Deutsche Interessen im Umgang mit den USA einzubringen, erfordert einen substanziellen Dialog auf hoher politischer Ebene, bilateral oder im Bündnis. Es geht um zwei wesentliche Fragen: Welche Verbindlichkeit hat die sicherheitspolitische Doktrin des Harmel-Berichtes von 1967 heute noch für die Nato und wie schätzen die Partner die behauptete Veränderung der Bedrohungslage ein? Eine Erhöhung der Rüstungsausgaben wäre ebenso denkbar wie ihre Reduzierung, wenn die Einschätzung der Bedrohung es rechtfertigt. Eine solche Analyse kann nur in einem verantwortlichen Prozess erreicht werden. Es geht nicht an, dass die USA ihren Bündnispartnern fortgesetzt einfach nur ihre eigenen Bewertungen diktieren. Dazu waren die sicherheitspolitischen Einschätzungen der USA in der Vergangenheit häufig zu fehlerhaft.

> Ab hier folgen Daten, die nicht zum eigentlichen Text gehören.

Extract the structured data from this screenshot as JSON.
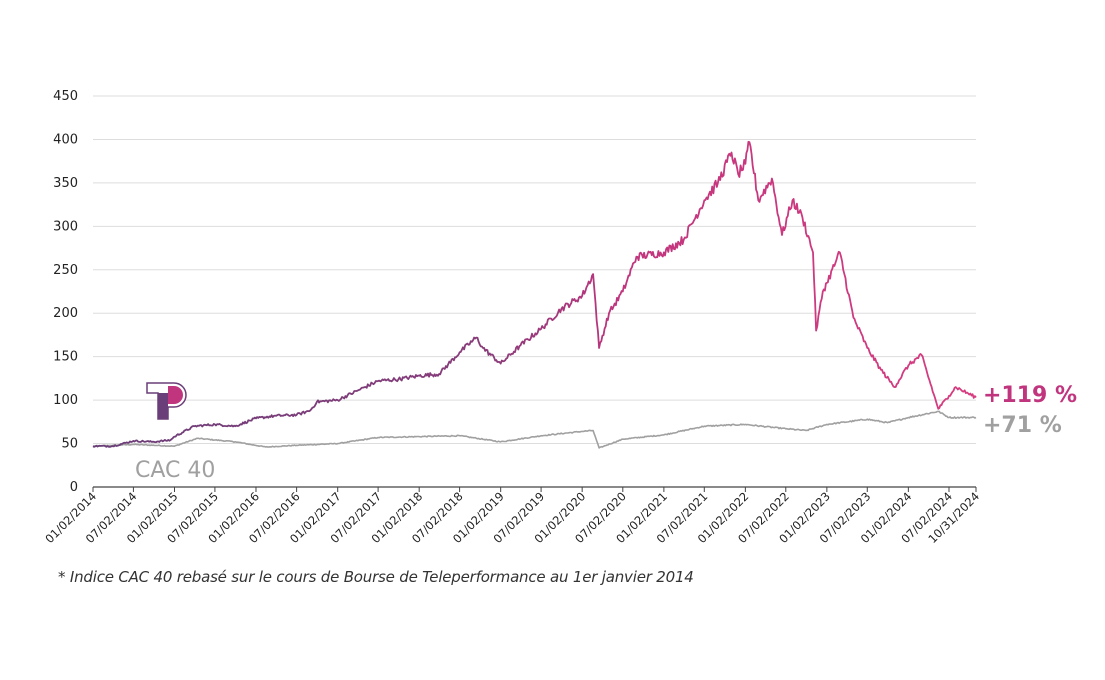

In Zukunft getrennte Wege?

Wenn die Bundesregierung – wie Außenminister Maas – zusagt, das Zwei-Prozent-Ziel erfüllen zu wollen, überblickt er die politische Tragweite seiner Äußerung nicht: bei einer Umsetzung der Nato-Zielvorgabe würde Deutschland aufgrund seines hohen BIP bei Erreichen dieses Ziels mehr für Rüstung ausgeben als Russland. Für eine solche Zusage ist der Zeitpunkt völlig verfehlt. Sie würde missverstanden werden und trüge nur zur weiteren Verschärfung der Lage bei. Das mag im amerikanischen Interesse liegen, aber nicht im europäischen.

Sollte sich herausstellen, dass die Amerikaner nicht mehr bereit sind, auf dem Boden der gemeinsamen Nato-Politik zu stehen, würde sich für Deutschland eine Schicksalsfrage stellen: Ob wir überhaupt noch in einem Bündnis bleiben können, das die Zusammenarbeit mit Russland verweigert, beziehungsweise dessen Ausgrenzung anstrebt.